Prioritizing Iran, Georgia

With the 2018 Velvet Revolution in Armenia came a mandate to ease the country’s reliance on Russia and improve relations with neighboring Georgia and Iran. 

Iranian President Rouhani stressed on Wednesday that he and his Armenian counterpart were determined to pursue a policy based on their interests and resources, and not allow any third state to interfere in our bilateral relations”, Fars news reported

Rouhani referred specifically to Armenia’s relations with Tehran in the face of US sanctions, but when it comes to gas, that statement would also necessarily extend to Russia.

“Both sides have been interested in having this visit,” said Shirinyan, pointing out that Pashinyan chose Tehran for his first state visit since becoming prime minister in December. When he first rose to power in May 2018 in snap elections following the Velvet Revolution, his first state visit was to the Georgian capital Tbilisi.

As a testament to the importance the Iranians placed on the two-day visit, Pashinyan was warmly received his first night by Ayatollah Ali Khamenei.

“It is a relatively new notion in Armenian foreign policy thinking that Iran can serve as a balance when it comes to trying to overcome reliance on Russia,” said Shirinyan. For Moscow, she points out, Tehran may be a less offensive partner for Armenia than Western rivals.

Technically feasible

Beyond politics, the Armenian proposal is technically feasible, according to Lilit Gevorgyan, principal economist for Europe and the CIS at IHS Markit.

The current infrastructure would allow for limited gas transits,” she said, referring to the Armenian pipeline. 

Considering the relatively small size of the Georgian energy market, Armenia’s current infrastructure should be able to handle the transit shipment.
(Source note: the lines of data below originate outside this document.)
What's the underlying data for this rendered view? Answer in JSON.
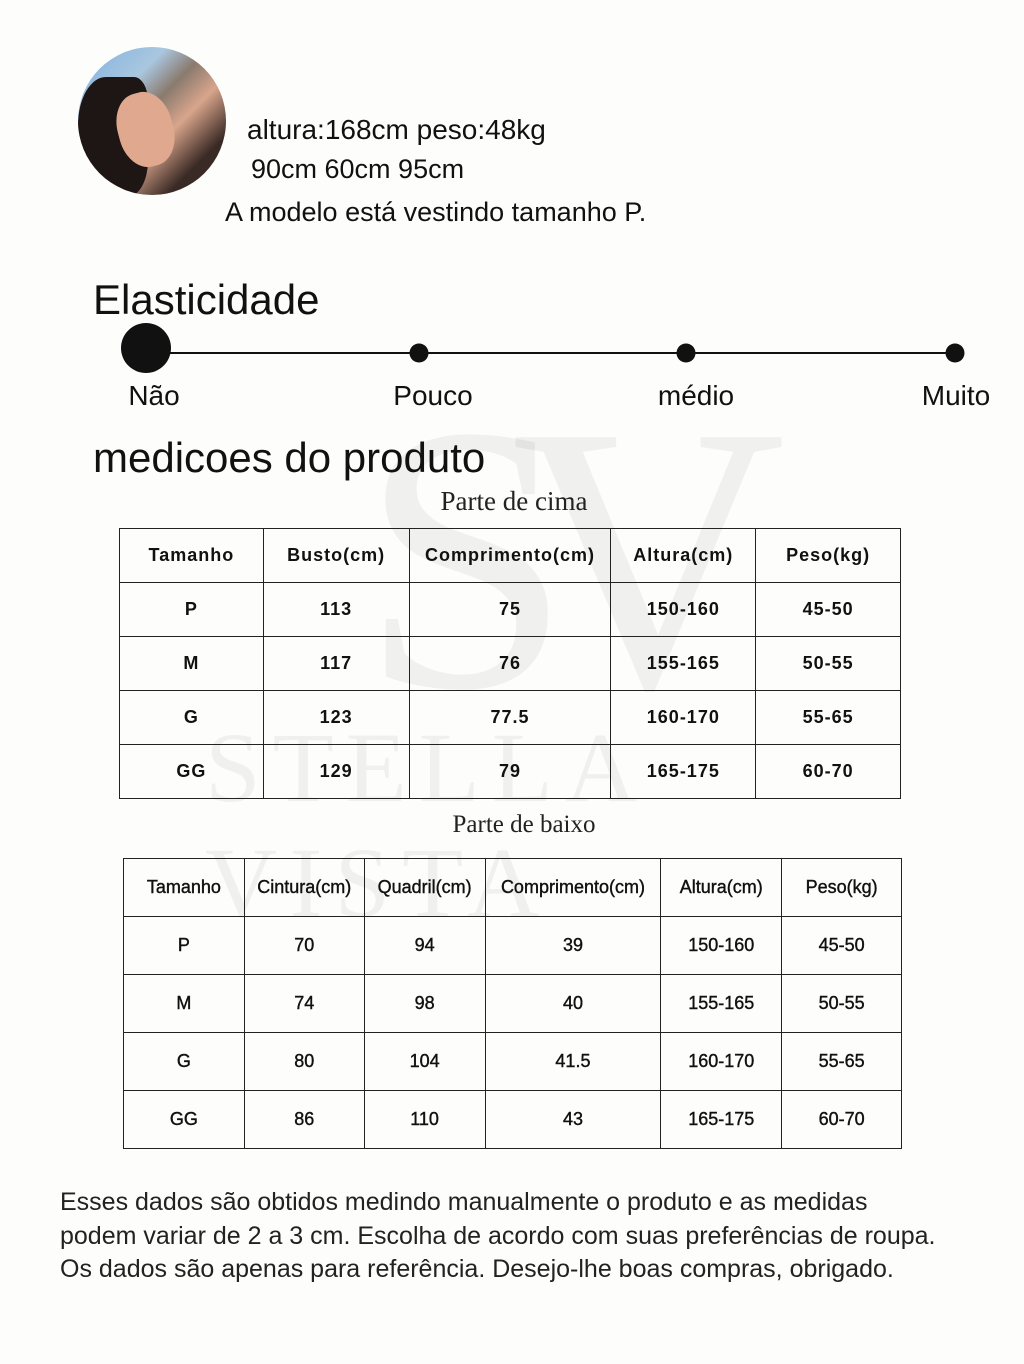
{
  "watermark": {
    "monogram": "SV",
    "brand": "STELLA VISTA"
  },
  "model": {
    "height_weight": "altura:168cm   peso:48kg",
    "measurements": "90cm 60cm 95cm",
    "size_note": "A modelo está vestindo tamanho P."
  },
  "elasticity": {
    "title": "Elasticidade",
    "levels": [
      "Não",
      "Pouco",
      "médio",
      "Muito"
    ],
    "selected": "Não"
  },
  "measurements": {
    "title": "medicoes do produto",
    "top": {
      "caption": "Parte de cima",
      "headers": [
        "Tamanho",
        "Busto(cm)",
        "Comprimento(cm)",
        "Altura(cm)",
        "Peso(kg)"
      ],
      "rows": [
        [
          "P",
          "113",
          "75",
          "150-160",
          "45-50"
        ],
        [
          "M",
          "117",
          "76",
          "155-165",
          "50-55"
        ],
        [
          "G",
          "123",
          "77.5",
          "160-170",
          "55-65"
        ],
        [
          "GG",
          "129",
          "79",
          "165-175",
          "60-70"
        ]
      ]
    },
    "bottom": {
      "caption": "Parte de baixo",
      "headers": [
        "Tamanho",
        "Cintura(cm)",
        "Quadril(cm)",
        "Comprimento(cm)",
        "Altura(cm)",
        "Peso(kg)"
      ],
      "rows": [
        [
          "P",
          "70",
          "94",
          "39",
          "150-160",
          "45-50"
        ],
        [
          "M",
          "74",
          "98",
          "40",
          "155-165",
          "50-55"
        ],
        [
          "G",
          "80",
          "104",
          "41.5",
          "160-170",
          "55-65"
        ],
        [
          "GG",
          "86",
          "110",
          "43",
          "165-175",
          "60-70"
        ]
      ]
    }
  },
  "disclaimer": [
    "Esses dados são obtidos medindo manualmente o produto e as medidas",
    "podem variar de 2 a 3 cm. Escolha de acordo com suas preferências de roupa.",
    "Os dados são apenas para referência. Desejo-lhe boas compras, obrigado."
  ]
}
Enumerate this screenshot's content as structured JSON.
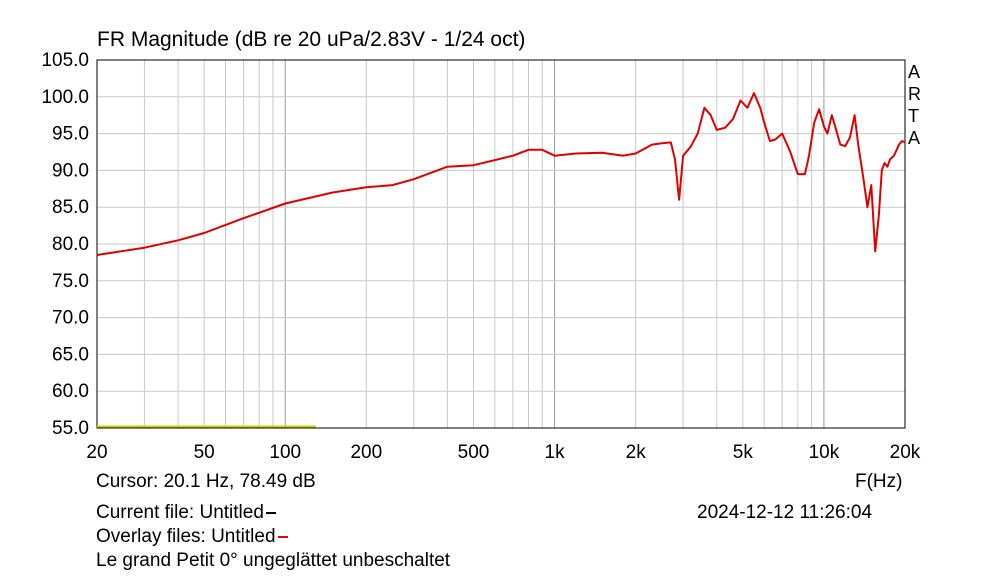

The current capacity of the Armenian–Iranian [pipeline] is reported at 2.3 billion cubic meters, just under the estimated 2.6 bcm total annual Georgian gas consumption in 2018.

Gevorgyan notes that spare capacity may not even be fully utilized, as Georgia’s main supplier is Azerbaijan.

Still, energy diversification will strengthen Georgia’s negotiating position vis a vis Azerbaijan, which announced its decision to raise gas prices for Georgia, a move coming after becoming the supplier of 99% of the Georgian natural gas imports,” she said.

When it comes to regional energy politics, staunchly pro-Western Georgia has for years pegged its fortunes to the Turkey-Azerbaijan block. Armenia, reliant on Russia, was left economically isolated, with the Turkish and Azeri borders closed over a territorial dispute, Georgia disengaged, and Iran crippled by sanctions.

Should the energetic new Armenian leader Pashinyan succeed in bridging the divide between Iran and Georgia, without alienating traditional allies, it could open a new page in the Caucasus.

Corrections: This article originally stated the Armenia-Iran pipeline was completed in 2001. It was completed in 2007. The pipeline’s capacity was stated as 2.3 mmcm, just under the estimated 2.6 mmcm annual Georgian gas consumption. Both figures have been corrected upon the analyst’s request to bcm.